Dockerfile Security Best Practices: A Complete Guide to Building Secure Docker Images

Dockerfile security is a critical part of container security. Even if you use hardened base images, insecure Dockerfile practices can introduce vulnerabilities into your environment.

In this guide, you will learn practical Dockerfile security best practices to build secure, production-ready container images.

What is Dockerfile Security?

Dockerfile security refers to the practices used to reduce vulnerabilities and misconfigurations while building container images.

A secure Dockerfile helps:

• Reduce attack surface

• Prevent privilege escalation

• Avoid leaking sensitive data

• Ensure consistent and reproducible builds

Why Dockerfile Security is Important

A poorly written Dockerfile can lead to:

• Containers running as root

• Exposure of secrets

• Inclusion of vulnerable or unnecessary packages

Securing your Dockerfile is the first step toward securing your containers.

1. Use Minimal and Trusted Base Images

Using minimal base images reduces the number of installed packages and potential vulnerabilities.

Avoid:

FROM ubuntu:latest

Use:

FROM node:18.20.2-alpine

Best options:

• Alpine-based images

• Official images from trusted registries

• Distroless images for production

2. Avoid Using Latest Tag

Using latest can introduce breaking changes and vulnerabilities.

Bad practice:

FROM node:latest

Recommended:

FROM node:18.20.2-alpine

This ensures reproducibility and stability.

3. Run Containers as Non-Root User

Running containers as root increases security risks.

RUN adduser -D appuser
USER appuser

This limits the impact of a compromise.

4. Install Only Required Dependencies

Installing unnecessary tools increases the attack surface.

RUN apt-get update && apt-get install -y nodejs \
 && rm -rf /var/lib/apt/lists/*

Always remove cache and avoid extra packages.

5. Use Multi-Stage Builds

Multi-stage builds separate build-time and runtime dependencies.

# Build stage
FROM node:18 AS builder
WORKDIR /app
COPY . .
RUN npm install && npm run build

# Runtime stage
FROM node:18-alpine
WORKDIR /app
COPY --from=builder /app/dist .
CMD ["node", "app.js"]

This reduces image size and improves security.

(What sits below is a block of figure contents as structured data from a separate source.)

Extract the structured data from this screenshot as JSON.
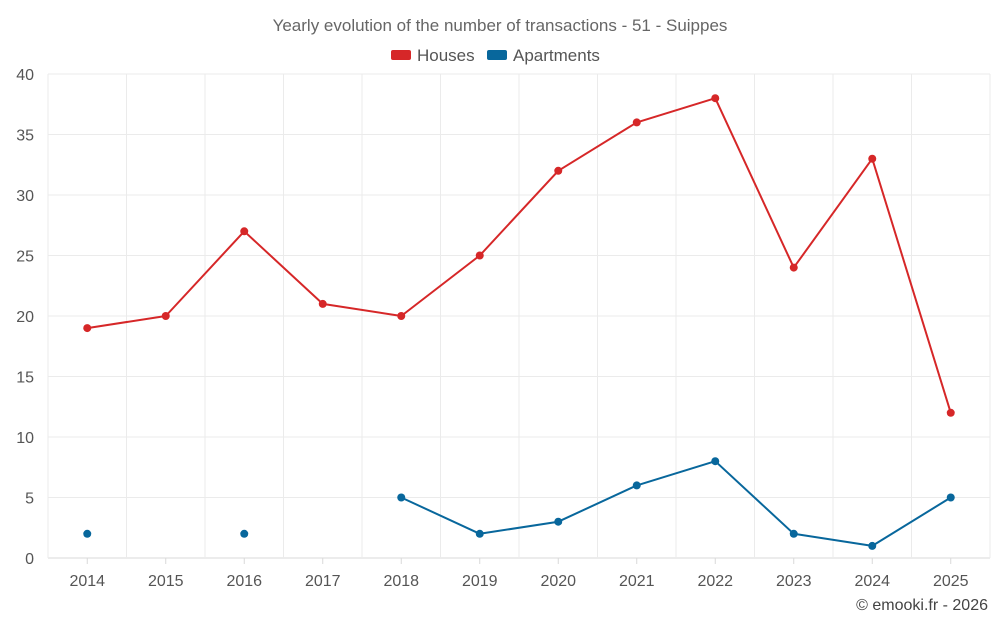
{
  "chart_data": {
    "type": "line",
    "title": "Yearly evolution of the number of transactions - 51 - Suippes",
    "categories": [
      "2014",
      "2015",
      "2016",
      "2017",
      "2018",
      "2019",
      "2020",
      "2021",
      "2022",
      "2023",
      "2024",
      "2025"
    ],
    "series": [
      {
        "name": "Houses",
        "color": "#d62728",
        "values": [
          19,
          20,
          27,
          21,
          20,
          25,
          32,
          36,
          38,
          24,
          33,
          12
        ]
      },
      {
        "name": "Apartments",
        "color": "#08679c",
        "values": [
          2,
          null,
          2,
          null,
          5,
          2,
          3,
          6,
          8,
          2,
          1,
          5
        ]
      }
    ],
    "yticks": [
      0,
      5,
      10,
      15,
      20,
      25,
      30,
      35,
      40
    ],
    "ylim": [
      0,
      40
    ],
    "xlabel": "",
    "ylabel": "",
    "grid": true,
    "legend_position": "top-center"
  },
  "credit": "© emooki.fr - 2026"
}
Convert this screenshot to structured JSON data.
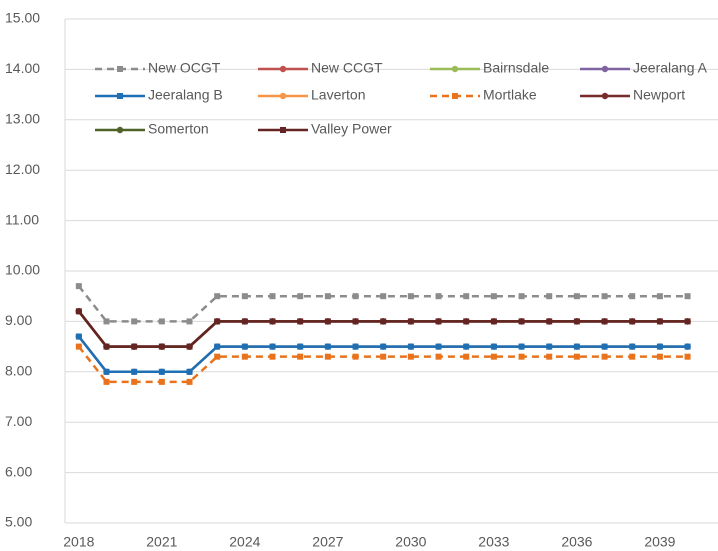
{
  "chart_data": {
    "type": "line",
    "categories": [
      2018,
      null,
      null,
      2021,
      null,
      null,
      2024,
      null,
      null,
      2027,
      null,
      null,
      2030,
      null,
      null,
      2033,
      null,
      null,
      2036,
      null,
      null,
      2039,
      null
    ],
    "ylim": [
      5,
      15
    ],
    "yticks": [
      {
        "value": 5,
        "label": "5.00"
      },
      {
        "value": 6,
        "label": "6.00"
      },
      {
        "value": 7,
        "label": "7.00"
      },
      {
        "value": 8,
        "label": "8.00"
      },
      {
        "value": 9,
        "label": "9.00"
      },
      {
        "value": 10,
        "label": "10.00"
      },
      {
        "value": 11,
        "label": "11.00"
      },
      {
        "value": 12,
        "label": "12.00"
      },
      {
        "value": 13,
        "label": "13.00"
      },
      {
        "value": 14,
        "label": "14.00"
      },
      {
        "value": 15,
        "label": "15.00"
      }
    ],
    "grid": true,
    "legend": "top-left",
    "series": [
      {
        "name": "New OCGT",
        "color": "#8c8c8c",
        "dash": true,
        "marker": "square",
        "values": [
          9.7,
          9.0,
          9.0,
          9.0,
          9.0,
          9.5,
          9.5,
          9.5,
          9.5,
          9.5,
          9.5,
          9.5,
          9.5,
          9.5,
          9.5,
          9.5,
          9.5,
          9.5,
          9.5,
          9.5,
          9.5,
          9.5,
          9.5
        ]
      },
      {
        "name": "New CCGT",
        "color": "#c0504d",
        "dash": false,
        "marker": "circle",
        "values": [
          9.2,
          8.5,
          8.5,
          8.5,
          8.5,
          9.0,
          9.0,
          9.0,
          9.0,
          9.0,
          9.0,
          9.0,
          9.0,
          9.0,
          9.0,
          9.0,
          9.0,
          9.0,
          9.0,
          9.0,
          9.0,
          9.0,
          9.0
        ]
      },
      {
        "name": "Bairnsdale",
        "color": "#9bbb59",
        "dash": false,
        "marker": "circle",
        "values": [
          8.7,
          8.0,
          8.0,
          8.0,
          8.0,
          8.5,
          8.5,
          8.5,
          8.5,
          8.5,
          8.5,
          8.5,
          8.5,
          8.5,
          8.5,
          8.5,
          8.5,
          8.5,
          8.5,
          8.5,
          8.5,
          8.5,
          8.5
        ]
      },
      {
        "name": "Jeeralang A",
        "color": "#8064a2",
        "dash": false,
        "marker": "circle",
        "values": [
          8.7,
          8.0,
          8.0,
          8.0,
          8.0,
          8.5,
          8.5,
          8.5,
          8.5,
          8.5,
          8.5,
          8.5,
          8.5,
          8.5,
          8.5,
          8.5,
          8.5,
          8.5,
          8.5,
          8.5,
          8.5,
          8.5,
          8.5
        ]
      },
      {
        "name": "Jeeralang B",
        "color": "#1f6fb4",
        "dash": false,
        "marker": "square",
        "values": [
          8.7,
          8.0,
          8.0,
          8.0,
          8.0,
          8.5,
          8.5,
          8.5,
          8.5,
          8.5,
          8.5,
          8.5,
          8.5,
          8.5,
          8.5,
          8.5,
          8.5,
          8.5,
          8.5,
          8.5,
          8.5,
          8.5,
          8.5
        ]
      },
      {
        "name": "Laverton",
        "color": "#f79646",
        "dash": false,
        "marker": "circle",
        "values": [
          9.2,
          8.5,
          8.5,
          8.5,
          8.5,
          9.0,
          9.0,
          9.0,
          9.0,
          9.0,
          9.0,
          9.0,
          9.0,
          9.0,
          9.0,
          9.0,
          9.0,
          9.0,
          9.0,
          9.0,
          9.0,
          9.0,
          9.0
        ]
      },
      {
        "name": "Mortlake",
        "color": "#e8731c",
        "dash": true,
        "marker": "square",
        "values": [
          8.5,
          7.8,
          7.8,
          7.8,
          7.8,
          8.3,
          8.3,
          8.3,
          8.3,
          8.3,
          8.3,
          8.3,
          8.3,
          8.3,
          8.3,
          8.3,
          8.3,
          8.3,
          8.3,
          8.3,
          8.3,
          8.3,
          8.3
        ]
      },
      {
        "name": "Newport",
        "color": "#772c2a",
        "dash": false,
        "marker": "circle",
        "values": [
          9.2,
          8.5,
          8.5,
          8.5,
          8.5,
          9.0,
          9.0,
          9.0,
          9.0,
          9.0,
          9.0,
          9.0,
          9.0,
          9.0,
          9.0,
          9.0,
          9.0,
          9.0,
          9.0,
          9.0,
          9.0,
          9.0,
          9.0
        ]
      },
      {
        "name": "Somerton",
        "color": "#4f6228",
        "dash": false,
        "marker": "circle",
        "values": [
          9.2,
          8.5,
          8.5,
          8.5,
          8.5,
          9.0,
          9.0,
          9.0,
          9.0,
          9.0,
          9.0,
          9.0,
          9.0,
          9.0,
          9.0,
          9.0,
          9.0,
          9.0,
          9.0,
          9.0,
          9.0,
          9.0,
          9.0
        ]
      },
      {
        "name": "Valley Power",
        "color": "#652424",
        "dash": false,
        "marker": "square",
        "values": [
          9.2,
          8.5,
          8.5,
          8.5,
          8.5,
          9.0,
          9.0,
          9.0,
          9.0,
          9.0,
          9.0,
          9.0,
          9.0,
          9.0,
          9.0,
          9.0,
          9.0,
          9.0,
          9.0,
          9.0,
          9.0,
          9.0,
          9.0
        ]
      }
    ]
  }
}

6. Do Not Hardcode Secrets

Avoid storing secrets in Dockerfiles.

ENV API_KEY=123456

Use environment variables or secret managers instead.

7. Use .dockerignore to Exclude Sensitive Files

Prevent sensitive files from being added to the image:

node_modules
.git
.env
*.log

This improves both security and performance.

8. Set Proper File Permissions

RUN chown -R appuser:appuser /app

Proper permissions prevent unauthorized access.

9. Prefer COPY Over ADD

COPY . .

COPY is predictable and avoids unintended behavior.

10. Scan Images for Vulnerabilities

Use tools like Trivy:

trivy image myapp:latest

Scanning helps detect vulnerabilities early in the development cycle.

Secure Dockerfile Example

FROM node:18.20.2-alpine

RUN addgroup -S appgroup && adduser -S appuser -G appgroup

WORKDIR /app

COPY package*.json ./
RUN npm install --only=production

COPY . .

RUN chown -R appuser:appgroup /app

USER appuser

EXPOSE 3000

CMD ["node", "app.js"]

Docker Security Series

• Part 1: Hardened Docker Images

• Part 2: Dockerfile Security Best Practices

• Part 3: Scanning Docker Images with Trivy (next)

Conclusion

Dockerfile security is essential for building secure container images. By following these best practices, you can reduce vulnerabilities, enforce least privilege, and create production-ready containers.

Frequently Asked Questions

What is the most important Dockerfile security practice?

Running containers as a non-root user and using minimal base images are among the most critical practices.

Why should I avoid using latest tag in Docker?

It creates unpredictable builds and may introduce vulnerabilities without notice.

How do I scan Docker images for vulnerabilities?

You can use tools like Trivy to scan images during development and CI/CD pipelines.